What made it stick beyond the stunt

Published campaign results describe close to 50,000 people placing bets, with roughly the same number visiting the site on the day of the drive. The car reportedly kept going for 27 hours and came to a halt about 1,570 km north of Oslo, turning a fuel-consumption spec into a distance people can picture. Even better. There was a real winner. The reporting names Knud Hillers as the person who picked the precise spot where the car finally stopped.

Extractable takeaway: If you want a spec to travel, turn it into a single, answerable public question, then design one constraint that forces participants to estimate, not just watch.
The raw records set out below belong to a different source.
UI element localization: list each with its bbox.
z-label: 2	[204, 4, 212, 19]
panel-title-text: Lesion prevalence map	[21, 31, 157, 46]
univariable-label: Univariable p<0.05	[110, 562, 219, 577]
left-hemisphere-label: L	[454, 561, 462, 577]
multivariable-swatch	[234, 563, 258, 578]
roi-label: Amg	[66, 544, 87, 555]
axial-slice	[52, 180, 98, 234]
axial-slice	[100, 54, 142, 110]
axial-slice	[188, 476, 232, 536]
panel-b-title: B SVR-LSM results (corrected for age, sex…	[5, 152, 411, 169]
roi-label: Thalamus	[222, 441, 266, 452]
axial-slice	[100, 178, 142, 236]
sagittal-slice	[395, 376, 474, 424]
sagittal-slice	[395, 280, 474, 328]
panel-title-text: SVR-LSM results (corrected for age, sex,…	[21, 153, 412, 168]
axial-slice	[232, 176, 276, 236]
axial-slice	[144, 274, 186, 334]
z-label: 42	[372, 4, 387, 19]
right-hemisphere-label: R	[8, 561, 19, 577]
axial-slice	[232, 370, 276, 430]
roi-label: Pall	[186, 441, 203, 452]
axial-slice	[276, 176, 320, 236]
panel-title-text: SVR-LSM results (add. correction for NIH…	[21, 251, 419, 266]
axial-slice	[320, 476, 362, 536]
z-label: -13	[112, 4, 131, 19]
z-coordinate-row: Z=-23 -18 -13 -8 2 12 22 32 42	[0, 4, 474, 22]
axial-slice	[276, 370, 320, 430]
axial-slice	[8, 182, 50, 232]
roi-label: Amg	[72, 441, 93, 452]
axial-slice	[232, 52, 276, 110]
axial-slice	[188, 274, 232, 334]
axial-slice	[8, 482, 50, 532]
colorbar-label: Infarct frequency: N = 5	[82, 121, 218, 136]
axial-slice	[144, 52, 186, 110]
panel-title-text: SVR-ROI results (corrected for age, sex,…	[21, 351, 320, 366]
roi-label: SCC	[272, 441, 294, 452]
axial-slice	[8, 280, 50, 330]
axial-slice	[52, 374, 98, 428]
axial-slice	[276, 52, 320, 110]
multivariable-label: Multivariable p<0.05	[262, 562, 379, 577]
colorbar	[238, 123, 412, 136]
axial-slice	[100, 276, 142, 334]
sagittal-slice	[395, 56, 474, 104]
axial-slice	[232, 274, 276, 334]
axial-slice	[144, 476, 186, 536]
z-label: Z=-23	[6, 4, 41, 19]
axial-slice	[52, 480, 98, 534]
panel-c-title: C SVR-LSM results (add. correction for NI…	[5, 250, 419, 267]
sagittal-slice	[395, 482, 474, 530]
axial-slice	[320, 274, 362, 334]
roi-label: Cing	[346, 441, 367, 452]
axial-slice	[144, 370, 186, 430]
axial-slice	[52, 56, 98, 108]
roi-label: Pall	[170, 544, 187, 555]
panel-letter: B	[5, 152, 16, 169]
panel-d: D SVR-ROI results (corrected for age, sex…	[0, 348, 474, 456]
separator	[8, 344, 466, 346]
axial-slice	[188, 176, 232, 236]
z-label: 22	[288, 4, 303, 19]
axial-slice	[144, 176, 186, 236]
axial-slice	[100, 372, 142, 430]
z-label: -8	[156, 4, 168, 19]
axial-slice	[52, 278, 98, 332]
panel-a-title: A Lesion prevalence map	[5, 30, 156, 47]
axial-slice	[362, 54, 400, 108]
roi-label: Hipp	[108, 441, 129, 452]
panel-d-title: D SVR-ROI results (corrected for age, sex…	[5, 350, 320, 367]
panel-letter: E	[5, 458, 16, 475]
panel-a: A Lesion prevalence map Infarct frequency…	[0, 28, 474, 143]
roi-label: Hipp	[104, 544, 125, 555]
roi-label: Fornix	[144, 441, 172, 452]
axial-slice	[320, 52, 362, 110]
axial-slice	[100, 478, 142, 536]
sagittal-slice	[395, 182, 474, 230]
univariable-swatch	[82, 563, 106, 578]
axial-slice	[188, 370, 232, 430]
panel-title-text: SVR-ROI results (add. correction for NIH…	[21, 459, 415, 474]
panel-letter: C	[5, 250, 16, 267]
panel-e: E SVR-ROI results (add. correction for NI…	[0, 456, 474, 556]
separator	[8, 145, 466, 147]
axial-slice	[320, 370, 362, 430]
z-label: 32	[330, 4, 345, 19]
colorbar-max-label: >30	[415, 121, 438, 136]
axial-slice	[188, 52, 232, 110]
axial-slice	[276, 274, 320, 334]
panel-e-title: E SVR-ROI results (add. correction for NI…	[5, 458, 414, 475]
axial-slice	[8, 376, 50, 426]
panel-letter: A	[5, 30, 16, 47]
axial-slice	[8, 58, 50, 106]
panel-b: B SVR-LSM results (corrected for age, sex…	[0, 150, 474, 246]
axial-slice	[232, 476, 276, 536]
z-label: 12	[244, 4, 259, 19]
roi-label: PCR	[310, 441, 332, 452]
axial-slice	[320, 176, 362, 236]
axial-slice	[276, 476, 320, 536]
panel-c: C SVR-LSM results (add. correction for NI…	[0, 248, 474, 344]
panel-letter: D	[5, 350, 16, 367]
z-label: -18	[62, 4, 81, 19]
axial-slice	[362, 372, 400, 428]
Steal this from BlueMotion Roulette

  • Convert a spec into a prediction. People remember what they estimate, not what they are told.
  • Limit participation to raise intent. One guess makes research feel rational.
  • Make the proof public. A live run creates shared tension and shared conversation.
  • Build the story around a single question. “How far can it really go” is the whole campaign.

A few fast answers before you act

What is BlueMotion Roulette?

BlueMotion Roulette is an interactive Volkswagen campaign that turns a real highway into a map-based betting game. People guess where a Golf BlueMotion will run out of fuel on one tank. If they guess correctly, they win the car.

Why use Google Maps and Street View for this?

Because it makes the “distance” claim tangible. The map gives precision, context, and credibility, and it lets people choose an exact location rather than a vague number.

What makes the one-guess rule so effective?

It increases commitment. If you only get one bet, you are more likely to look up facts and make a reasoned estimate, which forces deeper engagement with the product story.

What is the biggest risk with a live proof mechanic?

If the outcome is unclear or disputed, the proof collapses. The run, the rules, and the documentation of the final stopping point all need to be transparent and easy to understand.

What should you measure for a campaign like this?

Participation volume, repeat visitation on “event day”, social conversation during the live window, and whether people can correctly retell the mechanic and the proof outcome afterward.